Le Rwanda ne figure pas parmi les grands marchés crypto africains. Pourtant, Bybit a suffi à réveiller sa banque centrale en 48 heures. En intégrant le franc rwandais à sa plateforme P2P vendredi, la bourse a obtenu une réponse qu’elle n’attendait pas : Kigali contrôle sa monnaie, et ce n’est pas négociable.
En Bref :
- Bybit intègre le FRW sur son P2P, la NBR bloque l’initiative en moins de 48 heures.
- Le Parlement rwandais examine un cadre réglementaire crypto strict mais ouvert aux licences.
- Le Rwanda figure parmi les pays africains les moins avancés sur l’adoption crypto en 2025.
Bybit ouvre la porte, Kigali la referme aussitôt
Le mouvement de Bybit a été aussi rapide que sa mise en échec. Le vendredi 4 avril 2026, Bybit annonce sur X que sa plateforme P2P accepte désormais le franc rwandais pour acheter et vendre des cryptomonnaies. Pour la bourse internationale, cette décision représente une extension de marché de plus. Pour Kigali, elle franchit une ligne rouge.
La Banque nationale du Rwanda réagit dès le dimanche suivant sur le même réseau social. Elle rappelle une règle en vigueur depuis 2018 : utiliser le FRW pour des transactions crypto reste illégal. Aucune institution financière agréée ne peut convertir la monnaie nationale en actifs numériques, ni dans l’autre sens.
Au-delà de la règle juridique, la NBR joue aussi la carte de la protection du consommateur. Elle met explicitement en garde les Rwandais contre les pertes financières potentielles, en précisant qu’aucun mécanisme de recours n’existe en cas de problème. Bybit, de son côté, ne fournit aucune réponse publique.
Ce n’est pas la première fois que des plateformes internationales testent les limites dans des marchés africains encore peu régulés. Mais le Rwanda a choisi son camp depuis longtemps : la maîtrise monétaire prime sur l’ouverture crypto.
Un cadre réglementaire crypto en construction, entre ouverture et restriction
La position du Rwanda est plus nuancée qu’un simple rejet. Le pays construit activement son propre avenir monétaire numérique, mais selon ses propres règles.
D’un côté, la NBR développe l’e-franc rwandais, une monnaie numérique de banque centrale (CBDC) actuellement en phase de validation de concept, avec une phase pilote à l’horizon. Ce projet reflète la volonté de Kigali de moderniser son système financier sans perdre le contrôle monétaire.
De l’autre, en mars 2026, l’Autorité des marchés de capitaux (CMA) a publié un projet de cadre réglementaire pour les fournisseurs de services d’actifs virtuels, présenté comme un levier d’« innovation responsable ». Ce texte, examiné par le Parlement, prévoit toutefois d’interdire les cryptos comme monnaie légale, de prohiber le minage, les services de mixage, et les jetons indexés sur le FRW.
Ce cadre vise néanmoins à permettre aux acteurs crypto d’opérer sous licence, une ouverture mesurée, loin des positions de pays pionniers comme le Nigeria ou l’Afrique du Sud, où l’adoption est nettement plus élevée.

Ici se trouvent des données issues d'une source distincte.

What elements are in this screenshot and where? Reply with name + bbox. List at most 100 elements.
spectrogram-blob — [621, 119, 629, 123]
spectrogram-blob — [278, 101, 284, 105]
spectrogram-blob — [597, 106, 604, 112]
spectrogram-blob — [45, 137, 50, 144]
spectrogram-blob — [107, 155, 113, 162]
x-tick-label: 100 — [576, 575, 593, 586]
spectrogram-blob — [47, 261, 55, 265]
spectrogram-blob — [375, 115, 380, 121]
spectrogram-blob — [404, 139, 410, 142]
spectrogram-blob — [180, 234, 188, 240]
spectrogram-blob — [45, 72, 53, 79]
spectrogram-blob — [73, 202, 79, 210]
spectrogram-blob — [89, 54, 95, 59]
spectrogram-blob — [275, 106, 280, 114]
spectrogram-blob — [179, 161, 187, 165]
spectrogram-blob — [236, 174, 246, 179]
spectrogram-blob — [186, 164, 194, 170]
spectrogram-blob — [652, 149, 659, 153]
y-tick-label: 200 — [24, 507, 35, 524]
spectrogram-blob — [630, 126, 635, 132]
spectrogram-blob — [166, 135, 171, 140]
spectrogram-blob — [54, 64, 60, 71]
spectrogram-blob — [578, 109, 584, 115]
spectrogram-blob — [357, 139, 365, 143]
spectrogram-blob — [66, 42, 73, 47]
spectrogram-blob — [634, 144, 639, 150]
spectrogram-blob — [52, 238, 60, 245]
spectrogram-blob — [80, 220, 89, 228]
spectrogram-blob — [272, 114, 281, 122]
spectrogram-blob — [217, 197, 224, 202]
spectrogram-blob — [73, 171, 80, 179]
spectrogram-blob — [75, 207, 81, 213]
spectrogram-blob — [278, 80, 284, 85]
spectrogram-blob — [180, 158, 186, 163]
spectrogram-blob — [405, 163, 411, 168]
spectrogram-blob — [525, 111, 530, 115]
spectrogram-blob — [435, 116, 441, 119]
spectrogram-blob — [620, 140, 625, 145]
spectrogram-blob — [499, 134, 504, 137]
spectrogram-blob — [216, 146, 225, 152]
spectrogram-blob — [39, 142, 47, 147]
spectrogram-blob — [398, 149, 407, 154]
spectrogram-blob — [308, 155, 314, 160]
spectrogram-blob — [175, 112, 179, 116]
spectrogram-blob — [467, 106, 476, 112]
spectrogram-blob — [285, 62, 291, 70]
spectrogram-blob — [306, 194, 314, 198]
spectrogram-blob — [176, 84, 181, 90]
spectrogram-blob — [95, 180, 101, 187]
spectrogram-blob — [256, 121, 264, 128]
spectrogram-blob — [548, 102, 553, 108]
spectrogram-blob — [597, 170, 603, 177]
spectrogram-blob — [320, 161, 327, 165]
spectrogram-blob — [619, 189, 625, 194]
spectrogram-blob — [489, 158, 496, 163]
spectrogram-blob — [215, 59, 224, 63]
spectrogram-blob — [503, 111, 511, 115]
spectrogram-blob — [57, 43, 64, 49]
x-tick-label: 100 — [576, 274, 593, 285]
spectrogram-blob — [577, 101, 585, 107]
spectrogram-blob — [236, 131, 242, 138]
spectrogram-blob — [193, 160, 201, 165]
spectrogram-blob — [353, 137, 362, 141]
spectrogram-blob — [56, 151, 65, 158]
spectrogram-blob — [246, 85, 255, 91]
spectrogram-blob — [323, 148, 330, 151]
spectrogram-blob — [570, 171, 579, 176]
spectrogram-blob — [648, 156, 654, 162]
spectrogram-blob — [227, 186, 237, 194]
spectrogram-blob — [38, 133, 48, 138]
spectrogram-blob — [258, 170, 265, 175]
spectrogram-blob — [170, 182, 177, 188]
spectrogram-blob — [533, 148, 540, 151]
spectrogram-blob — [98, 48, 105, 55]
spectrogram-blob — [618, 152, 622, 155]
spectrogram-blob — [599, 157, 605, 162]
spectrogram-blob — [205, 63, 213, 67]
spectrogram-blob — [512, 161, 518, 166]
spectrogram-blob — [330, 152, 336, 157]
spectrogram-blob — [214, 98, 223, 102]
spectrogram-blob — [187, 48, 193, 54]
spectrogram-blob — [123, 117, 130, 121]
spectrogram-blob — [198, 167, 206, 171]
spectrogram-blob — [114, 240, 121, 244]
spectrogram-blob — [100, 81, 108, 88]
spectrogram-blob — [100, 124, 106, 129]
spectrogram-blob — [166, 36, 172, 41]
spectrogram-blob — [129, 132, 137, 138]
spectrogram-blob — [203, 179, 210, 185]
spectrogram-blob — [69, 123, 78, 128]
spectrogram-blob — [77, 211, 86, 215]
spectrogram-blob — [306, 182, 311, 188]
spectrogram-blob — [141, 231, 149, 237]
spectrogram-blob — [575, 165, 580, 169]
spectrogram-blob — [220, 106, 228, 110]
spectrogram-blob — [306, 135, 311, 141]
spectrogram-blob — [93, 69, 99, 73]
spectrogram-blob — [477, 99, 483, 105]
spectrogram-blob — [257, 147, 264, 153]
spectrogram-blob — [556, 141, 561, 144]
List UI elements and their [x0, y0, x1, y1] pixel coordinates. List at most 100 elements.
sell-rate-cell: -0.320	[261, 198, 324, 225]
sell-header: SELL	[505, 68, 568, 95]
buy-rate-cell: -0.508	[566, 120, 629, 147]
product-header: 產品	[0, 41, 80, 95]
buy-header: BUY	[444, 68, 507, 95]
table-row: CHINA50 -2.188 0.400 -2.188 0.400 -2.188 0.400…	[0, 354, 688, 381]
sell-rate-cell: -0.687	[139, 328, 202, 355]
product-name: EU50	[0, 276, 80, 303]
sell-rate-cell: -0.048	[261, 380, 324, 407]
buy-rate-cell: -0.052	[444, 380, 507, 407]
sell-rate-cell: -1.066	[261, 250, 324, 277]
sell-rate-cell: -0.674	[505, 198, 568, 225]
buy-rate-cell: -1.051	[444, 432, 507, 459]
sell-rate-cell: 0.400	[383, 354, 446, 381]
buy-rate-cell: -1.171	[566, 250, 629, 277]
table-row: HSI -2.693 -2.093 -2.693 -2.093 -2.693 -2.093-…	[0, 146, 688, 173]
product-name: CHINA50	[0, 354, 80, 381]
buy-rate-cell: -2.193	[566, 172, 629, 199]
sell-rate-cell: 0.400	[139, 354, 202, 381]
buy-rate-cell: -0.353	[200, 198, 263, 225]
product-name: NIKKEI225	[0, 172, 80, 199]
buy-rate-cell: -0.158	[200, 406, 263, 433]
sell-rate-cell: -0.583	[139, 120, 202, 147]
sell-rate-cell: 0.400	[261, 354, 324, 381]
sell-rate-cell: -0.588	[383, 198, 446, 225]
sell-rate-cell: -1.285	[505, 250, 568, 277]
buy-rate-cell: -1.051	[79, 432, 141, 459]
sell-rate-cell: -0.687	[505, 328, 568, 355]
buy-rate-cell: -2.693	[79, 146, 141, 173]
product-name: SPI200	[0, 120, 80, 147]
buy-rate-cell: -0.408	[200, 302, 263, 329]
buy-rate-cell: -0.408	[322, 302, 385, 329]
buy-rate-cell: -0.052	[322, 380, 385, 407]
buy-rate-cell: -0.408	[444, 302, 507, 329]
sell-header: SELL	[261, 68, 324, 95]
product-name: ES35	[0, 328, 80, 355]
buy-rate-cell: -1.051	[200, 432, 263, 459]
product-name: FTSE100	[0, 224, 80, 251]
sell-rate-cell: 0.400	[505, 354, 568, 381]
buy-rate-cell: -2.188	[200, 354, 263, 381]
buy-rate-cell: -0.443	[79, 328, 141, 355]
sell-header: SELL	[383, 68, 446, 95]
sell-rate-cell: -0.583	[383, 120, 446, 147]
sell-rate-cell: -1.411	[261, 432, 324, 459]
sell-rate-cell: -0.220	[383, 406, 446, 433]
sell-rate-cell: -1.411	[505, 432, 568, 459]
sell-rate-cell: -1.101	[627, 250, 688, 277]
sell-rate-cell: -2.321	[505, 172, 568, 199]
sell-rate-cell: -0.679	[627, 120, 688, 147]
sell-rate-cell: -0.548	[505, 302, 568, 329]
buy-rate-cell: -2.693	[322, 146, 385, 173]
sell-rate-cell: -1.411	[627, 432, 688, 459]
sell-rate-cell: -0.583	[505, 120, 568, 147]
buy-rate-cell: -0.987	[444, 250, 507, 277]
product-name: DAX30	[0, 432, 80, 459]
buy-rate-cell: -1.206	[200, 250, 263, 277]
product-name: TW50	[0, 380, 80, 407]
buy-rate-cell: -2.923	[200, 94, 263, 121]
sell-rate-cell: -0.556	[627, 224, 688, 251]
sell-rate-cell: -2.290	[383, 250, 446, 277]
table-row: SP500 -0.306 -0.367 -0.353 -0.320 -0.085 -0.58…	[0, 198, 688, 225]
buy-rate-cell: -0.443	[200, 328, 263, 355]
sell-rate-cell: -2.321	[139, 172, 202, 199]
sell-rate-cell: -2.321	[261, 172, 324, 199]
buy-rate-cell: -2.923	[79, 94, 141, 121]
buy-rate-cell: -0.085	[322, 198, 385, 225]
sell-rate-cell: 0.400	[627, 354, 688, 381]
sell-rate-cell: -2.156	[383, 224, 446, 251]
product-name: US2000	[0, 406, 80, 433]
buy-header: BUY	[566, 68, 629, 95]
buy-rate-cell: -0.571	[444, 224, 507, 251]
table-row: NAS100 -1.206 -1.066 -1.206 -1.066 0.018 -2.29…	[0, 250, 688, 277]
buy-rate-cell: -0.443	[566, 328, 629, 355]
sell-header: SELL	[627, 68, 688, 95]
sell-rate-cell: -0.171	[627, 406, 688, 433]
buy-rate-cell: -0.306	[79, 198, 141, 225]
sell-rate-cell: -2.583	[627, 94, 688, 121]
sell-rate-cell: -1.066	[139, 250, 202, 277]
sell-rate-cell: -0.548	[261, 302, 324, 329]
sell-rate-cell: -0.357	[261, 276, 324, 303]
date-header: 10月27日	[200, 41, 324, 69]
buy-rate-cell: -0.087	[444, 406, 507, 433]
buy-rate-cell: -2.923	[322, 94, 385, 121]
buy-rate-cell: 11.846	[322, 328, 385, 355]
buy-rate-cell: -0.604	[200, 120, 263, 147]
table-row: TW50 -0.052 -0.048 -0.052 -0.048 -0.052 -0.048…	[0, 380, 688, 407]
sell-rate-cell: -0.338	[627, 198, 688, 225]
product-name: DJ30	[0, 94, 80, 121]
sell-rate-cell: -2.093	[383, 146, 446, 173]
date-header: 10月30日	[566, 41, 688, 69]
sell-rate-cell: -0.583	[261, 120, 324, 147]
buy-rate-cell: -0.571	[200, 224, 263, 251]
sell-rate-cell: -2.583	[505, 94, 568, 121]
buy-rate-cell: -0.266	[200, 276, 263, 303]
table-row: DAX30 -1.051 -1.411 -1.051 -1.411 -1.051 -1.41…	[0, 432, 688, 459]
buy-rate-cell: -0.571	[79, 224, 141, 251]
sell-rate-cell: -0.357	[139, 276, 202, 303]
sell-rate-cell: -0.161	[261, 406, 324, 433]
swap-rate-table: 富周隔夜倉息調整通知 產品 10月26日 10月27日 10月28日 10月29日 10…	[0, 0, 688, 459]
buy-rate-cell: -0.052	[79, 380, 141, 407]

Selon Chainalysis, le Rwanda figure parmi les derniers pays africains en termes d’adoption crypto en 2024 et 2025.
Le bras de fer entre Bybit et la NBR est révélateur d’une tension globale : les plateformes crypto cherchent à élargir leur portée en Afrique, tandis que les États défendent leur souveraineté monétaire. Le Rwanda, pragmatique, ne dit pas non à l’innovation, il dit non à l’improvisation. Son futur cadre réglementaire sera déterminant pour savoir si le pays deviendra un acteur sérieux de l’écosystème crypto africain, ou s’il restera en marge.